Debugging ML-Matchers¶
While doing entity matching you would like to choose a matcher that produces the desired precision, recall or F1 numbers. If a matcher does not produce the desired accuracy, then you would like to debug the matcher. py_entitymatching supports two ways to debug: (1) using the GUI, and (2) using the command line.
Debugging Using the GUI¶
py_entitymatching supports debugging using the GUI for a subset of ML-based matchers. Specifically, it supports debugging Decision Tree matcher and Random Forest matcher. You can use vis_debug_dt and vis_debug_rf to debug Decision Tree matcher and Random Forest matcher respectively.
An example of using vis_debug_dt is shown below:
>>> dt = em.DTMatcher()
>>> train_test = em.split_train_test(devel, 0.5)
>>> train, test = train_test['train'], train_test['test']
>>> em.vis_debug_dt(dt, train, test, exclude_attrs=['_id', 'ltable_id', 'rtable_id'], target_attr='gold_labels')
The command would display a GUI containing evaluation summary and an option to see tuples flagged as false positives or false negatives. If you select false positives then false positive tuple pairs would be displayed in the adjoining window. Similarly, if false negatives is selected then false negative tuple pairs would be displayed. By default, false positives is selected. Each tuple pair is displayed with two buttons: show and debug. If you click on show, then individual tuples (of that tuple pair) are displayed in a separate window.
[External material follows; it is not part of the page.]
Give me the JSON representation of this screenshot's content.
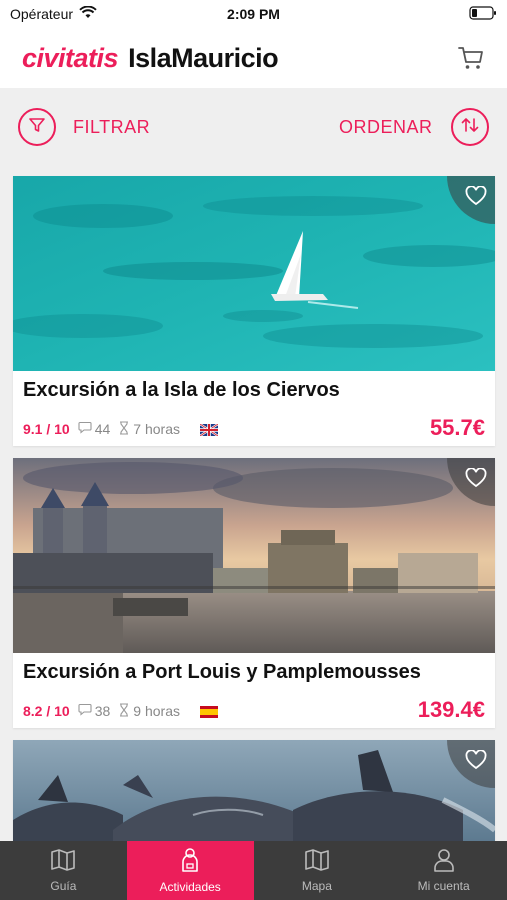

If you click on debug, then a window with individual tuples and the path taken by the feature vector in the Decision Tree that leads to the predicted value is displayed.
The usage of vis_debug_rf is same as vis_debug_dt. The command would display a GUI similar to vis_debug_dt, except the debug window would list a set of trees. You can expand each tree to see the path taken by the features in that tree.
Please refer to the API reference of vis_debug_dt()
and
vis_debug_rf()
for more details.
If you want to debug a Decision Tree matcher or Random Forest matcher using GUI, then we recommend the following steps:
In the displayed GUI, check precision and recall numbers in evaluation summary.
If the user wants to improve precision, then he/she should choose to see false positives.
If the user wants to improve recall, then he/she should choose to see false negatives.
In the displayed (false positive/false negative) tuple pairs, you can click on the show button to see the tuples from the left and right tables.
In the displayed (false positive/false negative) tuple pairs, you can choose a tuple and click on the debug button to see the detailed evaluation path of that tuple.
Based on the input tuples, predicates at each node and the actual feature value, you should decide on the next step. Some of the possible next steps are cleaning the input data, adding more features, adding more training data, trying a different matcher, etc.
Debugging Using the Command Line¶
Similar to debugging using the GUI, py_entitymatching supports command line debugging for two ML matchers: Decision Tree and Random Forest. Currently, py_entitymatching supports command line debugging only using tuple pairs, other approaches are left for future work.
You can use debug_decisiontree_matcher and debug_randomforest_matcher to debug Decision Tree matcher and Random Forest matcher respectively.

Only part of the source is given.